The team studied the fine structure in the spectral lines of the light from distant quasars from data from the Very Large Telescope (VLT) in Chile with stunning results that showed that one of the constants of nature --the Alpha appears to be different in different parts of the cosmos, supporting the theory that our solar system is in a part of the universe that is "just right" for life, which negates Einstein's equivalence principle, which states that the laws of physics are the same everywhere.
The "magic number," known as Alpha or the fine-structure constant, appears to vary throughout the Universe, concluded the team from the University of New South Wales, Swinburne University of Technology and the University of Cambridge.
"What they found threatens to turn the world of theoretical physics upside down," said theorectical physicist, Paul Davies of Arizona State in an article in Cosmos this past January. "On the face of it, α has slightly different values in different parts of the Universe, implying that the fine structure constant is not a constant at all, but varies over cosmological distances and times."
"This finding in 2015 was a real surprise to everyone," said John Webb of the University of New South Wales in Sydney, Australia. The change in the constant appears to have an orientation, creating a "preferred direction", or axis, across the cosmos, an idea that was dismissed more than 100 years ago with the creation of Einstein's special theory of relativity.
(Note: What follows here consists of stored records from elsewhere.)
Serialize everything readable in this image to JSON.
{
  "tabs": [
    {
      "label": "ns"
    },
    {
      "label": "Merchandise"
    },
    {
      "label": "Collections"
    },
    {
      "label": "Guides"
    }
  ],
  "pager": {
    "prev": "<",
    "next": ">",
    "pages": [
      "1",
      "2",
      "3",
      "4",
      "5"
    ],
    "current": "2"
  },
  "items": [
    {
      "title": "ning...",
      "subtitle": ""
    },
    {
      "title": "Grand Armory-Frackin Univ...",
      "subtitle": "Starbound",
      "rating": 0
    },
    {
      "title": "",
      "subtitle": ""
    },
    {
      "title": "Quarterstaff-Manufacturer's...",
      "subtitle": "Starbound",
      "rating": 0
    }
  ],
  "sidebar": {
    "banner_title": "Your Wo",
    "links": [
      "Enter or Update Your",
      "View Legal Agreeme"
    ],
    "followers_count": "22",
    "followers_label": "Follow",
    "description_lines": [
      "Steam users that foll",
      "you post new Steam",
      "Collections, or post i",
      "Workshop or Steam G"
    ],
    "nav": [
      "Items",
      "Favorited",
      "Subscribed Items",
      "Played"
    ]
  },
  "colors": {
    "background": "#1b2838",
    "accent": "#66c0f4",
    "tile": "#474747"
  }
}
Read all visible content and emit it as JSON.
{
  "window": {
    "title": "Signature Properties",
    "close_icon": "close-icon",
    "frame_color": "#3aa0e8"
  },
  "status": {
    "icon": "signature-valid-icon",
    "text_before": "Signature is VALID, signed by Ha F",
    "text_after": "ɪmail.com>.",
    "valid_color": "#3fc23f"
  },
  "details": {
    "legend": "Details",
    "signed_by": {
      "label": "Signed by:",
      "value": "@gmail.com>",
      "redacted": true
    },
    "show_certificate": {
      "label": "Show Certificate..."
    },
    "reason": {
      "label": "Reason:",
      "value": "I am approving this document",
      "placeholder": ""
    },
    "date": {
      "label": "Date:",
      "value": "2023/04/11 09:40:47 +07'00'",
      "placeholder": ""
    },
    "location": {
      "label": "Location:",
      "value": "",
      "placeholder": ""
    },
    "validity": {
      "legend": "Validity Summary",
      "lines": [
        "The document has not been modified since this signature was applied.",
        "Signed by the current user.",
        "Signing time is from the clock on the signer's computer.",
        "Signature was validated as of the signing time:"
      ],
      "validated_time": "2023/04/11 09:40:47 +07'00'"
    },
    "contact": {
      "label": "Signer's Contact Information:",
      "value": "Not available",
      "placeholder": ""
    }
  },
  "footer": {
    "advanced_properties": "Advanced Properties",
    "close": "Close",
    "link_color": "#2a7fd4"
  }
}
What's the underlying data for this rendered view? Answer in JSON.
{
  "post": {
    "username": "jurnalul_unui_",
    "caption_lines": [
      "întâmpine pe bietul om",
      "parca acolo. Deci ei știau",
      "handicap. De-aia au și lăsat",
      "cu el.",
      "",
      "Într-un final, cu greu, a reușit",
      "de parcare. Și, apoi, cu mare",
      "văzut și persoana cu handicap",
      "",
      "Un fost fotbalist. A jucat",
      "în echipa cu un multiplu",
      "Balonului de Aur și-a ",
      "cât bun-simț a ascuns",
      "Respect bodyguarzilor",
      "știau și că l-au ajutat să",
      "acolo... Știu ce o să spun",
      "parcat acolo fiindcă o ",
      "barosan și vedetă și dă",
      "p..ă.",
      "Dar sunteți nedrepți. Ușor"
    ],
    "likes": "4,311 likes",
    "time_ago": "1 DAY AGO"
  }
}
“After measuring alpha in around 300 distant galaxies, a consistency emerged: this magic number, which tells us the strength of electromagnetism, is not the same everywhere as it is here on Earth, and seems to vary continuously along a preferred axis through the Universe,” said Webb.
“The implications for our current understanding of science are profound. If the laws of physics turn out to be merely “local by-laws”, it might be that whilst our observable part of the Universe favors the existence of life and human beings, other far more distant regions may exist where different laws preclude the formation of life, at least as we know it.
“If our results are correct, clearly we shall need new physical theories to satisfactorily describe them.”
The researchers' conclusions are based on new measurements taken with the Very Large Telescope (VLT) in Chile, along with their previous measurements from the world’s largest optical telescopes at the Keck Observatory, in Hawaii.